KALTBLUT Magazine presents the New York City based visual artist – Jacopo Degl’innocenti aka JAPA. His visual work is inspired by the craziness of a modern city. After years of ‘Regular’ job, JAPA decided to make a twist in life and became a professional artist. Capturing the urban chaos with his lively art works.
KALTBLUT: Can you tell us a bit about your background and how do you start art journey?
JAPA: I was born and raised in Florence, Italy, where I studied fine arts and a bit of acting, I’ve done art since I was a kid, but I started doing it seriously about fifteen years ago, exhibiting my work in various bars, shops and art festivals in Florence.
After years of doing a lot of “regular” jobs, I decided to turn my life and become a professional artist. I’ve always been very attracted to urban life and chaotic metropolis and in 2010 I decided to leave my country and move to New York where I attended a fine arts academy and courses in illustration and animation.
KALTBLUT: What’s the message and story you want to tell with your works?
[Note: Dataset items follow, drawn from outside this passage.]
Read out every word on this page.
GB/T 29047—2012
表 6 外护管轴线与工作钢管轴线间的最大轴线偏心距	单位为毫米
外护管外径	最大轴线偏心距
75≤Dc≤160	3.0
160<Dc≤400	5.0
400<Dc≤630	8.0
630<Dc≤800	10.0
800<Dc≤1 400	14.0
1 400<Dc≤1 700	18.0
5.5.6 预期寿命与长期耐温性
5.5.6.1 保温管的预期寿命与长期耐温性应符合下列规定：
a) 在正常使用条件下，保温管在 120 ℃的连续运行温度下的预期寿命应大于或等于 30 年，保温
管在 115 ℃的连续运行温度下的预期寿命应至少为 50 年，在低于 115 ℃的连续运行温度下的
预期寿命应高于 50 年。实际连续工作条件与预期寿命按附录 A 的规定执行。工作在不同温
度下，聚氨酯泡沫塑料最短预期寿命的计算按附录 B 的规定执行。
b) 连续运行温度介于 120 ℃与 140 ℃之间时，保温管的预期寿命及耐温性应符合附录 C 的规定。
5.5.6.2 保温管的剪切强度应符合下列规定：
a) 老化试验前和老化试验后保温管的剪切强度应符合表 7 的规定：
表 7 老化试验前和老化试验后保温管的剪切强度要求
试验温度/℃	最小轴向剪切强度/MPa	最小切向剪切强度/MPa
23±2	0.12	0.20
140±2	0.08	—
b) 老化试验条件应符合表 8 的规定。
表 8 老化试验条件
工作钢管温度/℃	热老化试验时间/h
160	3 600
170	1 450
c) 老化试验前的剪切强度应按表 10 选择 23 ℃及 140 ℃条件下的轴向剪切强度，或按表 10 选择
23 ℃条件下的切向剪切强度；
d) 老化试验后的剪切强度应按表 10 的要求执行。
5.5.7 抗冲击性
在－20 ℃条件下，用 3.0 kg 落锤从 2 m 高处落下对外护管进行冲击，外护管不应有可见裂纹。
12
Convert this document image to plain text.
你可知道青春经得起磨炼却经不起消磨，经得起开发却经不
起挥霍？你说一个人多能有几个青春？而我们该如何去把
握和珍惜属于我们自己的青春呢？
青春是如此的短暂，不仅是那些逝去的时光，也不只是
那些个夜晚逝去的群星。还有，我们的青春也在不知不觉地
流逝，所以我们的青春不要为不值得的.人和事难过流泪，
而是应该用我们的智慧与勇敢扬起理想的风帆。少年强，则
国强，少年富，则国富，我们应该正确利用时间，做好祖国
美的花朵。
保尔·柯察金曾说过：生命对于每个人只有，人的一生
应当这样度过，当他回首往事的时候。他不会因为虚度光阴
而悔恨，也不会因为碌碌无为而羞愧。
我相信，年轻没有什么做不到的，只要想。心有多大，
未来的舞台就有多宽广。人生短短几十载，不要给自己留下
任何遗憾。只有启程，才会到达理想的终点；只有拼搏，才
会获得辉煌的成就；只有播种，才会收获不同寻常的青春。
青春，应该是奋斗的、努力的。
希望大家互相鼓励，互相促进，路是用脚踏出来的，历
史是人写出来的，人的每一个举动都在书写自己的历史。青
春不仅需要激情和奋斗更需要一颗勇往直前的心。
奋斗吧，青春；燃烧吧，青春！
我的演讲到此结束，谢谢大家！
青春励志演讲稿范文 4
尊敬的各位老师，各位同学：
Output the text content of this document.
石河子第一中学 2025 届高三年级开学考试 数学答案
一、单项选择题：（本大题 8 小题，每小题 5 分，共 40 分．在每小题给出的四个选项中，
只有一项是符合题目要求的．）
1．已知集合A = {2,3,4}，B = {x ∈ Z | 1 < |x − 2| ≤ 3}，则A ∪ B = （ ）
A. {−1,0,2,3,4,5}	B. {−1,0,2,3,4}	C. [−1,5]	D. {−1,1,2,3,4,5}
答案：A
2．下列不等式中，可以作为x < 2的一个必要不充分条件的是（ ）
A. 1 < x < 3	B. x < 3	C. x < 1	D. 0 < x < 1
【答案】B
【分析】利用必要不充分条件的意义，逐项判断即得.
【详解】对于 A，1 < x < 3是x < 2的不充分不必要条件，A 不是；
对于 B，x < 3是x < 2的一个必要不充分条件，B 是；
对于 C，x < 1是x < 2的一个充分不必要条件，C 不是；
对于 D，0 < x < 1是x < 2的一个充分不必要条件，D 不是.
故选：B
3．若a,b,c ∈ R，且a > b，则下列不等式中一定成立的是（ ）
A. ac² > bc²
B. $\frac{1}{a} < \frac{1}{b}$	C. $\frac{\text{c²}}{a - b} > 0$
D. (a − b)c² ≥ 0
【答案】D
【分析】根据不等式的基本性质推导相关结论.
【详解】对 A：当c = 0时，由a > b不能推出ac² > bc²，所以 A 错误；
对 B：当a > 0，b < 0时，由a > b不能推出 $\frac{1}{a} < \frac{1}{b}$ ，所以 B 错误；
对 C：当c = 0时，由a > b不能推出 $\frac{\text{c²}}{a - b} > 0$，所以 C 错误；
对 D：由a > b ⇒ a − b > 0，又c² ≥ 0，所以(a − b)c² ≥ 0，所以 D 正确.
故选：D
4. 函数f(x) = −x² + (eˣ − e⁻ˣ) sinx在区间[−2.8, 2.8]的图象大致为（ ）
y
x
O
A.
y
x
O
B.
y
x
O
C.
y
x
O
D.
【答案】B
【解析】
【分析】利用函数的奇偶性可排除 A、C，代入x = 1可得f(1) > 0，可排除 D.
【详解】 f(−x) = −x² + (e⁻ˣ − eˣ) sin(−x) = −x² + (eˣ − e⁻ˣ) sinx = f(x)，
JAPA: My goal is to let the viewer have an experience while looking at my art, I hope to give the emotion of something magical, mysterious and fun, a trip to a different reality, I like to tell stories.
KALTBLUT: Is there any influence to your art works from your Italian background?
JAPA: Yes, surely my evolution as an artist and as a person has been influenced also by the life I lived in Italy before arriving in NY.
KALTBLUT: Why did you choose New York city as your base?
JAPA: New York was the beginning of my new life as an artist and it is the city where I met so many sides of me that I did not know before, it is a city that makes me feel very active and alive with lots of chaos, lots of dirt, a lot of very interesting characters a great mix of cultures and a continuous evolution, a tough city, like a big wave that keeps you up and down, but has everything I need to create my art.
KALTBLUT: From your works, we can see a lots urban scenes, what inspire you the most in NYC?
JAPA: Streets, people, subways, bars, art galleries, museums, hectic life, constant bombardment of sounds, faces, smoke, traffic, that never stop, you always have the impression that everything here can happen.
KALTBLUT: Your illustrations are always with vivid colors. How do you choose the color palette for your works?
JAPA: I do not have a specific process in choosing colors, clearly if I represent a night or day scene for example, I try to choose appropriate colors, but basically the choice of colors is a very instinctive thing.
KALTBLUT: In some of your works, you presented the characters with animals. what does that mean?
JAPA: In New York everything is plentiful so there are also many animals and one thing that struck me a lot was seeing their adaptation to urban life, absolutely not intimidated, they are ready to fight for food, aware of sharing the city with 9 millions of human beings, they too have become part of my inspiration.
KALTBLUT: You also do figures sculpture art works. Does your sculpture works relate to your illustration visions?
JAPA: Somehow yes, they too are part of my creative process and I like the idea of having a three-dimensional expression of my art, I started making figures in 2013 at the same time as my first stop motion animation film was created.
KALTBLUT: Is there any other big city that also inspire your art works, or you wanna explore?
JAPA: I’ve been to Tokyo for two weeks about 9 years ago and I was really impressed, I would like to have the chance to live there for a few months and see what changes there might be in my art, creating it in a different environment, I would also like to visit many other major cities in the world where I’ve never been, like Hong Kong, Shanghai, Los Angeles, Rio de Janeiro.
KALTBLUT: Which artist inspire you the most in your artworks?
JAPA: I don’t have a particular artist who inspires me, but I think I’m influenced or is more appropriate to say I am inspired, by some different artists, such as Italian illustrator and comic book artist Andrea Pazienza, some Japanese animated films, American comic book artists such as Paul Pope, Eduardo Risso, Frank Miller or contemporary illustrators such as Yuko Shimizu, James Jean and many other artists.
KALTBLUT: What is your upcoming project?
JAPA: In the near future I will begin to make a graphic novel and a new animated short.